Troopers worked hard all the hot day, red-lidded from lack of sleep but still keyed up by the nervous excitement of the fight. By late afternoon, however, details dismissed, horses picketed to graze on the slopes and horse guard posted, nearly the entire command was bedded down under the cottonwood trees. A cleanly few washed underclothing in the pool in the terreno.
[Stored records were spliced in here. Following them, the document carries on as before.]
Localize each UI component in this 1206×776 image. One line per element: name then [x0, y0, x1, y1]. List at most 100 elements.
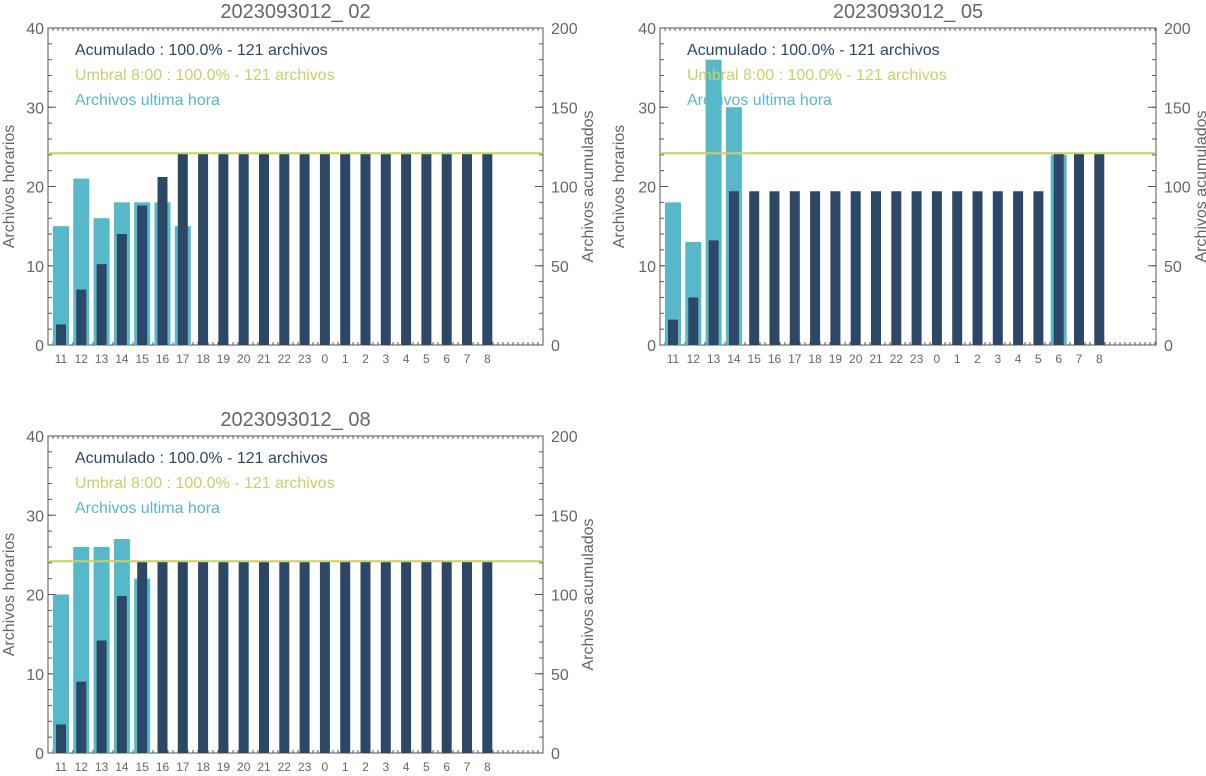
x-tick-label: 0: [934, 352, 941, 366]
hourly-bar: [665, 202, 681, 345]
left-axis-label: Archivos horarios: [611, 125, 628, 249]
cumulative-bar: [56, 324, 66, 345]
cumulative-bar: [1074, 153, 1084, 345]
cumulative-bar: [76, 681, 87, 753]
chart-title: 2023093012_ 02: [220, 1, 370, 23]
x-tick-label: 23: [298, 760, 312, 771]
x-tick-label: 1: [342, 352, 349, 366]
x-tick-label: 1: [342, 760, 349, 771]
hourly-bar: [53, 594, 69, 753]
cumulative-bar: [360, 153, 371, 345]
cumulative-bar: [259, 561, 269, 753]
cumulative-bar: [56, 724, 66, 753]
right-axis-label: Archivos acumulados: [580, 518, 597, 670]
right-tick-label: 50: [551, 259, 569, 276]
x-tick-label: 17: [176, 352, 190, 366]
right-tick-label: 100: [551, 588, 578, 605]
x-tick-label: 12: [687, 352, 701, 366]
x-tick-label: 18: [808, 352, 822, 366]
x-tick-label: 18: [196, 352, 210, 366]
x-tick-label: 13: [707, 352, 721, 366]
cumulative-bar: [218, 153, 229, 345]
x-tick-label: 11: [55, 760, 68, 771]
right-tick-label: 200: [551, 429, 578, 446]
x-tick-label: 2: [362, 352, 369, 366]
cumulative-bar: [972, 191, 983, 345]
chart-05: 2023093012_ 05010203040050100150200Archi…: [611, 1, 1206, 366]
cumulative-bar: [238, 153, 249, 345]
cumulative-bar: [421, 561, 432, 753]
legend-threshold: Umbral 8:00 : 100.0% - 121 archivos: [75, 475, 335, 492]
left-tick-label: 20: [26, 180, 44, 197]
left-tick-label: 30: [26, 100, 44, 117]
cumulative-bar: [401, 153, 412, 345]
right-tick-label: 200: [1164, 21, 1191, 38]
cumulative-bar: [76, 289, 87, 345]
x-tick-label: 0: [322, 760, 329, 771]
cumulative-bar: [137, 205, 148, 345]
cumulative-bar: [177, 561, 188, 753]
right-tick-label: 0: [1164, 338, 1173, 355]
cumulative-bar: [319, 561, 330, 753]
x-tick-label: 15: [136, 352, 150, 366]
legend-cumulative: Acumulado : 100.0% - 121 archivos: [75, 42, 328, 59]
cumulative-bar: [259, 153, 269, 345]
x-tick-label: 5: [423, 760, 430, 771]
left-tick-label: 0: [35, 746, 44, 763]
x-tick-label: 11: [667, 352, 680, 366]
left-tick-label: 10: [26, 259, 44, 276]
x-tick-label: 6: [443, 760, 450, 771]
cumulative-bar: [1033, 191, 1044, 345]
cumulative-bar: [401, 561, 412, 753]
x-tick-label: 8: [484, 760, 491, 771]
cumulative-bar: [360, 561, 371, 753]
x-tick-label: 2: [974, 352, 981, 366]
cumulative-bar: [441, 153, 452, 345]
x-tick-label: 4: [403, 760, 410, 771]
x-tick-label: 13: [95, 352, 109, 366]
cumulative-bar: [218, 561, 229, 753]
cumulative-bar: [198, 153, 209, 345]
left-axis-label: Archivos horarios: [1, 533, 18, 657]
left-tick-label: 0: [647, 338, 656, 355]
right-tick-label: 100: [551, 180, 578, 197]
left-tick-label: 10: [26, 667, 44, 684]
chart-title: 2023093012_ 08: [220, 409, 370, 431]
x-tick-label: 20: [849, 352, 863, 366]
x-tick-label: 17: [788, 352, 802, 366]
x-tick-label: 12: [75, 352, 89, 366]
x-tick-label: 4: [403, 352, 410, 366]
x-tick-label: 7: [464, 760, 471, 771]
x-tick-label: 21: [257, 352, 271, 366]
x-tick-label: 15: [748, 352, 762, 366]
x-tick-label: 6: [443, 352, 450, 366]
x-tick-label: 22: [278, 760, 292, 771]
x-tick-label: 0: [322, 352, 329, 366]
cumulative-bar: [198, 561, 209, 753]
right-tick-label: 0: [551, 746, 560, 763]
chart-panel-08: 2023093012_ 08 0 10 20 30 40 0 50 100 150 200 Archi…: [0, 405, 600, 774]
cumulative-bar: [728, 191, 739, 345]
cumulative-bar: [1053, 153, 1064, 345]
legend-cumulative: Acumulado : 100.0% - 121 archivos: [687, 42, 940, 59]
x-tick-label: 7: [464, 352, 471, 366]
x-tick-label: 20: [237, 352, 251, 366]
x-tick-label: 2: [362, 760, 369, 771]
legend-hourly: Archivos ultima hora: [75, 500, 220, 517]
x-tick-label: 15: [136, 760, 150, 771]
chart-title: 2023093012_ 05: [833, 1, 983, 23]
cumulative-bar: [1094, 153, 1105, 345]
cumulative-bar: [319, 153, 330, 345]
x-tick-label: 16: [768, 352, 782, 366]
cumulative-bar: [789, 191, 800, 345]
chart-02: 2023093012_ 02010203040050100150200Archi…: [1, 1, 597, 366]
right-axis-label: Archivos acumulados: [580, 110, 597, 262]
left-tick-label: 20: [26, 588, 44, 605]
x-tick-label: 23: [910, 352, 924, 366]
left-tick-label: 0: [35, 338, 44, 355]
x-tick-label: 4: [1015, 352, 1022, 366]
cumulative-bar: [708, 240, 719, 345]
legend-threshold: Umbral 8:00 : 100.0% - 121 archivos: [75, 67, 335, 84]
right-tick-label: 150: [551, 508, 578, 525]
x-tick-label: 14: [115, 760, 129, 771]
The stocky figure of an officer walked about the ranch. It was Major Thorn. The day had worn him to the bone, first the fight, trying to see everything and watch Hetherington at the same time, then going among the men, questioning, taking notes, fearing their response to him, then as their faces proved, one after another, that they did not know, relief so complete that it left him trembling. But if they could be at ease with him, he could not with them, ever. Hat brim pushed back, he walked now without direction or purpose. He would have liked to talk with his best friend, Captain Ben Ticknor, surgeon to the squadron, who was with the wounded in the stables, but he did not dare. He had been lucky enough for one day. Being too close to it he could not write about the fight in his notebook, even think clearly about it beyond the fact that it was over and that everyone had got from it what he wanted, himself included, except the Mexicans and the dead, and maybe some of the dead as well. His walk was a delaying action by means of which he put off reporting to Colonel Rogers, who had his headquarters in the casa grande. It was like those he had fought as a small boy when ordered by his father, then a captain, to report for punishment to the first sergeant. That had been his father’s way: too tender-hearted to whip his son himself, he had turned the task over to a succession of first sergeants on a succession of posts. To them the boy had reported after loitering as long as he could. Punishment was public, usually on the parade-ground, and as the sergeant laid to, the father stood by stiff-faced, forcing himself to witness duty done, justice satisfied. Major Thorn could remember that the sergeant at Fort Riley, Kansas, was the hardest spanker, and the one at the Presidio, in California, the gentlest. ‘Report,’ he ordered himself. ‘You are not a boy, you are forty, so report.’